L’optimisation du loyer : ajustement en cours de bail

  • Le bail commercial prévoit généralement une clause d’indexation du loyer sur l’Indice des Loyers Commerciaux (ILC) ou l’Indice des Loyers des Activités Tertiaires (ILAT) — permettant une révision annuelle automatique
  • La révision triennale légale permet également d’ajuster le loyer à la valeur de marché tous les 3 ans
  • Ces mécanismes assurent que le loyer reste conforme au marché dans la durée — et protègent contre une contestation fiscale future

La SCI de locaux et l’IFI

Les locaux professionnels détenus dans une SCI ont un traitement spécifique vis-à-vis de l’IFI (Impôt sur la Fortune Immobilière).

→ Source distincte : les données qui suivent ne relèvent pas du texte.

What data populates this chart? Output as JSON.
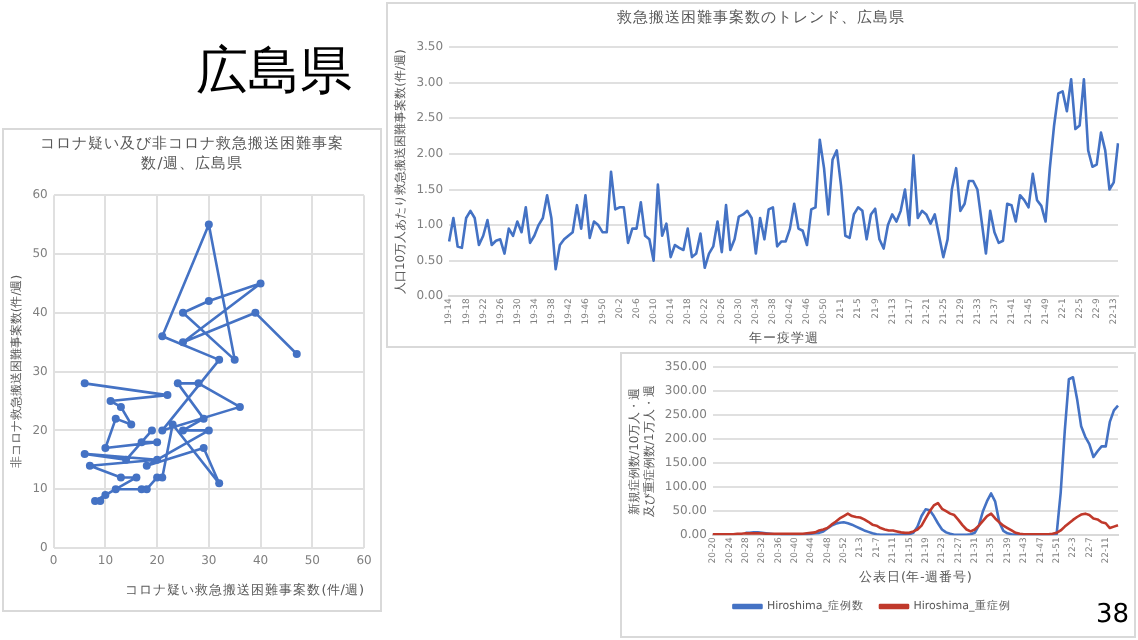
{
  "chart_data": [
    {
      "type": "other",
      "title": "広島県",
      "annotations": [
        "38"
      ]
    },
    {
      "type": "line",
      "title": "コロナ疑い及び非コロナ救急搬送困難事案数/週、広島県",
      "xlabel": "コロナ疑い救急搬送困難事案数(件/週)",
      "ylabel": "非コロナ救急搬送困難事案数(件/週)",
      "marker": "circle",
      "grid": true,
      "legend": false,
      "x": [
        6,
        22,
        11,
        13,
        15,
        12,
        10,
        20,
        17,
        19,
        14,
        6,
        20,
        7,
        13,
        16,
        8,
        9,
        10,
        12,
        17,
        18,
        20,
        21,
        23,
        32,
        29,
        18,
        30,
        25,
        29,
        24,
        28,
        36,
        21,
        32,
        21,
        30,
        35,
        25,
        30,
        40,
        25,
        39,
        47
      ],
      "values": [
        28,
        26,
        25,
        24,
        21,
        22,
        17,
        18,
        18,
        20,
        15,
        16,
        15,
        14,
        12,
        12,
        8,
        8,
        9,
        10,
        10,
        10,
        12,
        12,
        21,
        11,
        17,
        14,
        20,
        20,
        22,
        28,
        28,
        24,
        20,
        32,
        36,
        55,
        32,
        40,
        42,
        45,
        35,
        40,
        33
      ],
      "color": "#4472c4",
      "xlim": [
        0,
        60
      ],
      "xticks": [
        0,
        10,
        20,
        30,
        40,
        50,
        60
      ],
      "ylim": [
        0,
        60
      ],
      "yticks": [
        0,
        10,
        20,
        30,
        40,
        50,
        60
      ]
    },
    {
      "type": "line",
      "title": "救急搬送困難事案数のトレンド、広島県",
      "xlabel": "年ー疫学週",
      "ylabel": "人口10万人あたり救急搬送困難事案数(件/週)",
      "marker": "none",
      "grid": "y",
      "legend": false,
      "color": "#4472c4",
      "categories": [
        "19-14",
        null,
        null,
        null,
        "19-18",
        null,
        null,
        null,
        "19-22",
        null,
        null,
        null,
        "19-26",
        null,
        null,
        null,
        "19-30",
        null,
        null,
        null,
        "19-34",
        null,
        null,
        null,
        "19-38",
        null,
        null,
        null,
        "19-42",
        null,
        null,
        null,
        "19-46",
        null,
        null,
        null,
        "19-50",
        null,
        null,
        null,
        "20-2",
        null,
        null,
        null,
        "20-6",
        null,
        null,
        null,
        "20-10",
        null,
        null,
        null,
        "20-14",
        null,
        null,
        null,
        "20-18",
        null,
        null,
        null,
        "20-22",
        null,
        null,
        null,
        "20-26",
        null,
        null,
        null,
        "20-30",
        null,
        null,
        null,
        "20-34",
        null,
        null,
        null,
        "20-38",
        null,
        null,
        null,
        "20-42",
        null,
        null,
        null,
        "20-46",
        null,
        null,
        null,
        "20-50",
        null,
        null,
        null,
        "21-1",
        null,
        null,
        null,
        "21-5",
        null,
        null,
        null,
        "21-9",
        null,
        null,
        null,
        "21-13",
        null,
        null,
        null,
        "21-17",
        null,
        null,
        null,
        "21-21",
        null,
        null,
        null,
        "21-25",
        null,
        null,
        null,
        "21-29",
        null,
        null,
        null,
        "21-33",
        null,
        null,
        null,
        "21-37",
        null,
        null,
        null,
        "21-41",
        null,
        null,
        null,
        "21-45",
        null,
        null,
        null,
        "21-49",
        null,
        null,
        null,
        "22-1",
        null,
        null,
        null,
        "22-5",
        null,
        null,
        null,
        "22-9",
        null,
        null,
        null,
        "22-13",
        null
      ],
      "values": [
        0.77,
        1.1,
        0.7,
        0.68,
        1.1,
        1.2,
        1.1,
        0.72,
        0.85,
        1.07,
        0.72,
        0.78,
        0.8,
        0.6,
        0.95,
        0.85,
        1.05,
        0.9,
        1.25,
        0.75,
        0.85,
        1.0,
        1.1,
        1.42,
        1.1,
        0.38,
        0.72,
        0.8,
        0.85,
        0.9,
        1.28,
        0.95,
        1.42,
        0.82,
        1.05,
        1.0,
        0.9,
        0.9,
        1.75,
        1.22,
        1.25,
        1.25,
        0.75,
        0.95,
        0.95,
        1.32,
        0.85,
        0.8,
        0.5,
        1.57,
        0.85,
        1.02,
        0.55,
        0.72,
        0.68,
        0.65,
        0.95,
        0.55,
        0.6,
        0.88,
        0.4,
        0.6,
        0.7,
        1.05,
        0.62,
        1.28,
        0.65,
        0.8,
        1.12,
        1.15,
        1.2,
        1.1,
        0.6,
        1.1,
        0.8,
        1.22,
        1.25,
        0.7,
        0.77,
        0.77,
        0.95,
        1.3,
        0.95,
        0.92,
        0.72,
        1.22,
        1.25,
        2.2,
        1.8,
        1.15,
        1.92,
        2.05,
        1.55,
        0.85,
        0.82,
        1.15,
        1.25,
        1.2,
        0.8,
        1.15,
        1.23,
        0.8,
        0.67,
        1.0,
        1.15,
        1.05,
        1.2,
        1.5,
        1.0,
        1.98,
        1.1,
        1.2,
        1.15,
        1.02,
        1.15,
        0.85,
        0.55,
        0.8,
        1.5,
        1.8,
        1.2,
        1.3,
        1.62,
        1.62,
        1.5,
        1.05,
        0.6,
        1.2,
        0.9,
        0.75,
        0.78,
        1.3,
        1.28,
        1.05,
        1.42,
        1.35,
        1.25,
        1.72,
        1.35,
        1.27,
        1.05,
        1.8,
        2.4,
        2.85,
        2.88,
        2.6,
        3.05,
        2.35,
        2.4,
        3.05,
        2.05,
        1.82,
        1.85,
        2.3,
        2.05,
        1.5,
        1.6,
        2.15
      ],
      "ylim": [
        0,
        3.5
      ],
      "yticks": [
        {
          "value": 0,
          "label": "0.00"
        },
        {
          "value": 0.5,
          "label": "0.50"
        },
        {
          "value": 1,
          "label": "1.00"
        },
        {
          "value": 1.5,
          "label": "1.50"
        },
        {
          "value": 2,
          "label": "2.00"
        },
        {
          "value": 2.5,
          "label": "2.50"
        },
        {
          "value": 3,
          "label": "3.00"
        },
        {
          "value": 3.5,
          "label": "3.50"
        }
      ]
    },
    {
      "type": "line",
      "xlabel": "公表日(年-週番号)",
      "ylabel": "新規症例数/10万人・週及び重症例数/1万人・週",
      "marker": "none",
      "grid": "y",
      "legend": "bottom",
      "categories": [
        "20-20",
        null,
        null,
        null,
        "20-24",
        null,
        null,
        null,
        "20-28",
        null,
        null,
        null,
        "20-32",
        null,
        null,
        null,
        "20-36",
        null,
        null,
        null,
        "20-40",
        null,
        null,
        null,
        "20-44",
        null,
        null,
        null,
        "20-48",
        null,
        null,
        null,
        "20-52",
        null,
        null,
        null,
        "21-3",
        null,
        null,
        null,
        "21-7",
        null,
        null,
        null,
        "21-11",
        null,
        null,
        null,
        "21-15",
        null,
        null,
        null,
        "21-19",
        null,
        null,
        null,
        "21-23",
        null,
        null,
        null,
        "21-27",
        null,
        null,
        null,
        "21-31",
        null,
        null,
        null,
        "21-35",
        null,
        null,
        null,
        "21-39",
        null,
        null,
        null,
        "21-43",
        null,
        null,
        null,
        "21-47",
        null,
        null,
        null,
        "21-51",
        null,
        null,
        null,
        "22-3",
        null,
        null,
        null,
        "22-7",
        null,
        null,
        null,
        "22-11",
        null,
        null,
        null
      ],
      "series": [
        {
          "name": "Hiroshima_症例数",
          "color": "#4472c4",
          "values": [
            null,
            null,
            null,
            null,
            null,
            null,
            null,
            null,
            5,
            5,
            6,
            6,
            5,
            4,
            3,
            2,
            2,
            1,
            1,
            1,
            1,
            1,
            2,
            2,
            3,
            4,
            5,
            8,
            14,
            20,
            24,
            26,
            27,
            25,
            22,
            18,
            14,
            10,
            7,
            4,
            2,
            1,
            1,
            1,
            1,
            1,
            1,
            1,
            2,
            5,
            18,
            40,
            54,
            52,
            40,
            25,
            12,
            6,
            3,
            1,
            1,
            1,
            1,
            2,
            5,
            20,
            50,
            71,
            87,
            70,
            27,
            9,
            4,
            2,
            1,
            1,
            1,
            1,
            1,
            1,
            1,
            1,
            1,
            1,
            2,
            89,
            218,
            325,
            329,
            284,
            227,
            205,
            190,
            163,
            175,
            185,
            185,
            236,
            260,
            270
          ]
        },
        {
          "name": "Hiroshima_重症例",
          "color": "#c0392b",
          "values": [
            2,
            2,
            2,
            2,
            2,
            2,
            3,
            3,
            4,
            4,
            4,
            4,
            4,
            3,
            3,
            3,
            3,
            3,
            3,
            3,
            3,
            3,
            3,
            4,
            5,
            6,
            10,
            12,
            15,
            22,
            28,
            35,
            40,
            45,
            40,
            38,
            37,
            33,
            28,
            22,
            20,
            15,
            12,
            10,
            10,
            8,
            6,
            5,
            5,
            8,
            12,
            20,
            35,
            50,
            62,
            67,
            55,
            50,
            45,
            42,
            32,
            21,
            12,
            8,
            12,
            20,
            30,
            40,
            45,
            35,
            27,
            20,
            15,
            10,
            5,
            3,
            2,
            2,
            2,
            2,
            2,
            2,
            2,
            3,
            5,
            10,
            18,
            25,
            32,
            38,
            43,
            45,
            42,
            35,
            33,
            27,
            25,
            15,
            18,
            21
          ]
        }
      ],
      "ylim": [
        0,
        350
      ],
      "yticks": [
        {
          "value": 0,
          "label": "0.00"
        },
        {
          "value": 50,
          "label": "50.00"
        },
        {
          "value": 100,
          "label": "100.00"
        },
        {
          "value": 150,
          "label": "150.00"
        },
        {
          "value": 200,
          "label": "200.00"
        },
        {
          "value": 250,
          "label": "250.00"
        },
        {
          "value": 300,
          "label": "300.00"
        },
        {
          "value": 350,
          "label": "350.00"
        }
      ]
    }
  ]
}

L’exonération des biens professionnels

  • Les biens immobiliers nécessaires à l’exercice d’une activité professionnelle principale sont exonérés d’IFI — sous conditions strictes
  • Pour les locaux professionnels détenus dans une SCI et loués à la société d’exploitation du dirigeant : l’exonération IFI des biens professionnels peut s’appliquer si plusieurs conditions sont réunies :
  • Le bien doit être nécessaire à l’exercice de l’activité de la société d’exploitation
  • Le dirigeant doit exercer une fonction de direction effective dans la société d’exploitation et en détenir des titres qui seraient eux-mêmes exonérés d’IFI en tant que « biens professionnels » (participation > 25 % ou rémunération principale)
  • Si les conditions sont remplies : les parts de SCI représentant les locaux professionnels sont exonérées d’IFI — une exonération précieuse pour les patrimoines importants

La vigilance en cas de cessation d’activité

  • Si le dirigeant cède son entreprise mais conserve la SCI et ses locaux (qu’il loue à un nouveau preneur), l’exonération IFI des biens professionnels cesse — les parts de SCI intègrent alors la base IFI
  • Il convient d’anticiper cet impact dans la planification de la cession de l’entreprise

Pour les détails sur l’IFI et les exonérations disponibles, consultez le guide officiel de l’IFI sur impots.gouv.fr.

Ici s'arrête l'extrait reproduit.